Robertson was on the telephone precisely on the promised hour. The casing recovered from the car trunk was from a 9mm bullet of Russian manufacture for a Makarov pistol. Hammer markings were identical to those on the casing of the bullet that killed Serov.

Johannsen’s was the last report, which he came back to make in person, leaving the rest of the squad at the airport. There had been sixteen departing flights after 8.45 p.m. on the night in question, three of them the last shuttles to New York and Boston. Four had been international – none direct or intermediate to Moscow – the rest internal. All credit card slips had already gone to the respective companies for payment, and flight manifests had also been filed. The airlines and the card companies had warned it was going to take a long time.
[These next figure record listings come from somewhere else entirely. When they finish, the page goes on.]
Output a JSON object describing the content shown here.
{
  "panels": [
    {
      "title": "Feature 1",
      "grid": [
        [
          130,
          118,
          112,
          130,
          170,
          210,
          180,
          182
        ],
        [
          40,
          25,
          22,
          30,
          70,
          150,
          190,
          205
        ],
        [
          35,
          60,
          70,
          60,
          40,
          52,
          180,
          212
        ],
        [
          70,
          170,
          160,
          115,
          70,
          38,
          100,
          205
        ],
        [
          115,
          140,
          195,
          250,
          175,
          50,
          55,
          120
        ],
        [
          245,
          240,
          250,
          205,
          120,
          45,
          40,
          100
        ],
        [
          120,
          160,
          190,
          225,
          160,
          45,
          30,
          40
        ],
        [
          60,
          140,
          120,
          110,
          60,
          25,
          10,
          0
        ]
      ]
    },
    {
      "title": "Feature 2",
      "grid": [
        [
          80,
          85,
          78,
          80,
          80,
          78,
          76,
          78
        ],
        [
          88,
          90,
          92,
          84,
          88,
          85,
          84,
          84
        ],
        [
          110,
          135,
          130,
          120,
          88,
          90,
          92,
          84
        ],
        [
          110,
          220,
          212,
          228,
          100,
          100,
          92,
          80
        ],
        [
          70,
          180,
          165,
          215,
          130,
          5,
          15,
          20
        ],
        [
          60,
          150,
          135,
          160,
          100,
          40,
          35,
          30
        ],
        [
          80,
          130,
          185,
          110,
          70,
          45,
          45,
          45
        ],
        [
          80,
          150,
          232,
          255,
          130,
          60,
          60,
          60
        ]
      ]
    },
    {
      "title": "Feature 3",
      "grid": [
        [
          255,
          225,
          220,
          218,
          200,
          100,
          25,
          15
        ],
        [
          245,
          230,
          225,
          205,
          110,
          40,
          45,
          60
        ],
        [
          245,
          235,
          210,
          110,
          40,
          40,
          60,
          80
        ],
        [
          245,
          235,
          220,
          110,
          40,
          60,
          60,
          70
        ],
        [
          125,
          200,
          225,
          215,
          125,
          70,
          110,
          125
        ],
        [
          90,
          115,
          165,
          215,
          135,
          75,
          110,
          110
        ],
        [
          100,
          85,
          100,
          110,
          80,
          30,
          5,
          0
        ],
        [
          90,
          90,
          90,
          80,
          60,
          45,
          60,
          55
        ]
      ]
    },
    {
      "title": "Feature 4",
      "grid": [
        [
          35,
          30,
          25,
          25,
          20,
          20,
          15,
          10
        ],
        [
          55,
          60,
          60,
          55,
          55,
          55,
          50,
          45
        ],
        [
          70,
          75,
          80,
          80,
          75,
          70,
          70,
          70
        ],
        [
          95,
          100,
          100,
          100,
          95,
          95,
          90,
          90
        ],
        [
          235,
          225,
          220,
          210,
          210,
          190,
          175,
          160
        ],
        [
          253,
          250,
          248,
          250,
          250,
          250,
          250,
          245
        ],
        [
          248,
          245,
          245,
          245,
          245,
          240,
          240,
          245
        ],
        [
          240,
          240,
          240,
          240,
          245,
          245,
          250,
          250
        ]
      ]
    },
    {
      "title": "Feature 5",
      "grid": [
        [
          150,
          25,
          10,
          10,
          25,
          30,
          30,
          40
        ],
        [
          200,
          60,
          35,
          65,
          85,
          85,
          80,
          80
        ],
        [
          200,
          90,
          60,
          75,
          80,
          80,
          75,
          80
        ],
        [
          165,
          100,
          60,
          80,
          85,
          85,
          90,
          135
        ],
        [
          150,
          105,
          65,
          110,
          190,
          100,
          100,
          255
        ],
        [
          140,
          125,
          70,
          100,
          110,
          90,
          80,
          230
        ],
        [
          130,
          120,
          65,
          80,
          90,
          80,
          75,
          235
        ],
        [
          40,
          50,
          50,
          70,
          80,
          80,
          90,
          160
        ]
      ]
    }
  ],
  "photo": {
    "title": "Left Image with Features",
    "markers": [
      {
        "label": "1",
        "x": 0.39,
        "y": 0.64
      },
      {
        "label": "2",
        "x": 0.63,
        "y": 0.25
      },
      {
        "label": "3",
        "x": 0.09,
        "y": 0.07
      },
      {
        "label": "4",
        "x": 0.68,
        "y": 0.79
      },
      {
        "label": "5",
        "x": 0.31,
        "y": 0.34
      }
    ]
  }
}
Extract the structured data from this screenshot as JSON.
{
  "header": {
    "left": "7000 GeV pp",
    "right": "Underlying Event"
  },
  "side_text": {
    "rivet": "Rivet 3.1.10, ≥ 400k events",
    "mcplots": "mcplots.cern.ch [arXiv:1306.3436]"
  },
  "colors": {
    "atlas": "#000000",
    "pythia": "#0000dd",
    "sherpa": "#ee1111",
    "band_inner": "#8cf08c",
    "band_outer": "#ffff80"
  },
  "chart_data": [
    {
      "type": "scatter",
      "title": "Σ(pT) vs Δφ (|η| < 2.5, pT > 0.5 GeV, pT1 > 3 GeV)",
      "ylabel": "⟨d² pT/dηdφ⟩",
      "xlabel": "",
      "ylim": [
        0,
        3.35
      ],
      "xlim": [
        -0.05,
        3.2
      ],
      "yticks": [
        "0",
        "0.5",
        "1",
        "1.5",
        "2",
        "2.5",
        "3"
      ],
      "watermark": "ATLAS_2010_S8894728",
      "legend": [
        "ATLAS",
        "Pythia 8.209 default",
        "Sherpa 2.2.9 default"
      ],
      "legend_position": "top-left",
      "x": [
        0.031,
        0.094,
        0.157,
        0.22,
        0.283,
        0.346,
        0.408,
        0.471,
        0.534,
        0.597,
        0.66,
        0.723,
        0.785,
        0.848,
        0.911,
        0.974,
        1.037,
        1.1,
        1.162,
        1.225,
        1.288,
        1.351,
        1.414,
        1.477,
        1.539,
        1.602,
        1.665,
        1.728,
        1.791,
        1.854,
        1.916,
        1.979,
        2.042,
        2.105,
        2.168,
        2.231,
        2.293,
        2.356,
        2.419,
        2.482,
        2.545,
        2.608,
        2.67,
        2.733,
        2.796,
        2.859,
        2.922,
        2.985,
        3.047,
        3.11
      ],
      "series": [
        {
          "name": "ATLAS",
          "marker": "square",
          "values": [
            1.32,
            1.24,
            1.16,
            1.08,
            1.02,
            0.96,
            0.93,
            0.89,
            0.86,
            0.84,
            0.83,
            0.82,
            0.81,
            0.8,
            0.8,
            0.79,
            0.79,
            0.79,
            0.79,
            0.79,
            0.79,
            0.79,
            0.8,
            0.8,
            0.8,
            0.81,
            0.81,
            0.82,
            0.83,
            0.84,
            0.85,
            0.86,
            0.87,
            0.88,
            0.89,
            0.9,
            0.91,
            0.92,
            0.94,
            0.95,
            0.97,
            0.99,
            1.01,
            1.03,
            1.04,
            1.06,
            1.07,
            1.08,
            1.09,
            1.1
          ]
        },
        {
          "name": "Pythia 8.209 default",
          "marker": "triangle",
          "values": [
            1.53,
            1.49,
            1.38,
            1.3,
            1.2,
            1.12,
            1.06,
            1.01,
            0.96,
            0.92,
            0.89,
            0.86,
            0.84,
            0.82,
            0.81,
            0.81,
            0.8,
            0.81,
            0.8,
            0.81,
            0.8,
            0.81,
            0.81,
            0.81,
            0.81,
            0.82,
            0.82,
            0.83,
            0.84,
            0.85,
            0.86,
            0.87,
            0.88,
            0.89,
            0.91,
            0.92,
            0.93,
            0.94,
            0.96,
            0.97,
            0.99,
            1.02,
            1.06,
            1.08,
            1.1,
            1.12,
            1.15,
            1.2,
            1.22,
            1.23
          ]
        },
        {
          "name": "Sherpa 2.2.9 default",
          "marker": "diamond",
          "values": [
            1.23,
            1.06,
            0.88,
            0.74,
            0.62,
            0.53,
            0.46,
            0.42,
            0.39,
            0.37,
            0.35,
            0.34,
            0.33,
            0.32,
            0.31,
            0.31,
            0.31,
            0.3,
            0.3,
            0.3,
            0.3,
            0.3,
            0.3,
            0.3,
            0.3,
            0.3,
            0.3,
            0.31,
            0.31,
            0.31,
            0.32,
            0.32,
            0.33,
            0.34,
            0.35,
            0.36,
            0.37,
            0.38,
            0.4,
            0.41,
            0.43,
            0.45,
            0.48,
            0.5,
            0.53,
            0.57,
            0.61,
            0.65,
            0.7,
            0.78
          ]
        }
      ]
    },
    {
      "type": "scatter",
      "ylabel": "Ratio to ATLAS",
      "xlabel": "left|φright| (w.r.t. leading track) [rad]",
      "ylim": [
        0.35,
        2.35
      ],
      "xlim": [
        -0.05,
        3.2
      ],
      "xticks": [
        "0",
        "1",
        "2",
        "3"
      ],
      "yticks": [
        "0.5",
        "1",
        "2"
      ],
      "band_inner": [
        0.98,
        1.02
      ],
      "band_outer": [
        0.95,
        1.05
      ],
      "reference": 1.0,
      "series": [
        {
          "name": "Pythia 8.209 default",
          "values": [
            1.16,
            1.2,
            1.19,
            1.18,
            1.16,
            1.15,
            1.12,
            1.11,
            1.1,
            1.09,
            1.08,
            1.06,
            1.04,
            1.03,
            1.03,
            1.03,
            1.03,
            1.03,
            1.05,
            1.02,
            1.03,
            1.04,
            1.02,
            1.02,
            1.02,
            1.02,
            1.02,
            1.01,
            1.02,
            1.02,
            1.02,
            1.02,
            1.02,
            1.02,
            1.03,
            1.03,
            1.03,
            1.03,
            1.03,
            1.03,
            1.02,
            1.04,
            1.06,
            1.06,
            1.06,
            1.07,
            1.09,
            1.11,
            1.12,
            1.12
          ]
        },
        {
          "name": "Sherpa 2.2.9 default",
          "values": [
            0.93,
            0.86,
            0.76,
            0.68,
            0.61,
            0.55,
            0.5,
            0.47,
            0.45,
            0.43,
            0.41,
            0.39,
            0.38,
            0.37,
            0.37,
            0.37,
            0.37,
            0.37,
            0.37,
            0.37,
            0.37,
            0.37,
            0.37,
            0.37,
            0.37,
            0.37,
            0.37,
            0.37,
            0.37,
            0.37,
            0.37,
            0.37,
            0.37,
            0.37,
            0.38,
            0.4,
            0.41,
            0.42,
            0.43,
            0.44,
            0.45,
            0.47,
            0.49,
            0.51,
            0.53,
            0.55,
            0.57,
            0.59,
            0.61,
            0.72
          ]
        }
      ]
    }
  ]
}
‘And maybe get us nowhere,’ pointed out Johannsen. ‘Because Paulac’s ticket was out of Dulles, we’re assuming our killer drove out to National for his escape, right?’ He raised his hands against interruption, wanting to finish. ‘Why can’t the Ford being dumped at National be a wrong steer, to send us in more circles than we’re going around in already? Or if he flew in, he could have had a return ticket, or he might have bought his ticket with cash, so the credit card slips are going to tell us nothing. There’s a passport check against ticket names for international flights, but there were only four of those. Any ticket for a flight within America could be in whatever name the guy wanted to use.’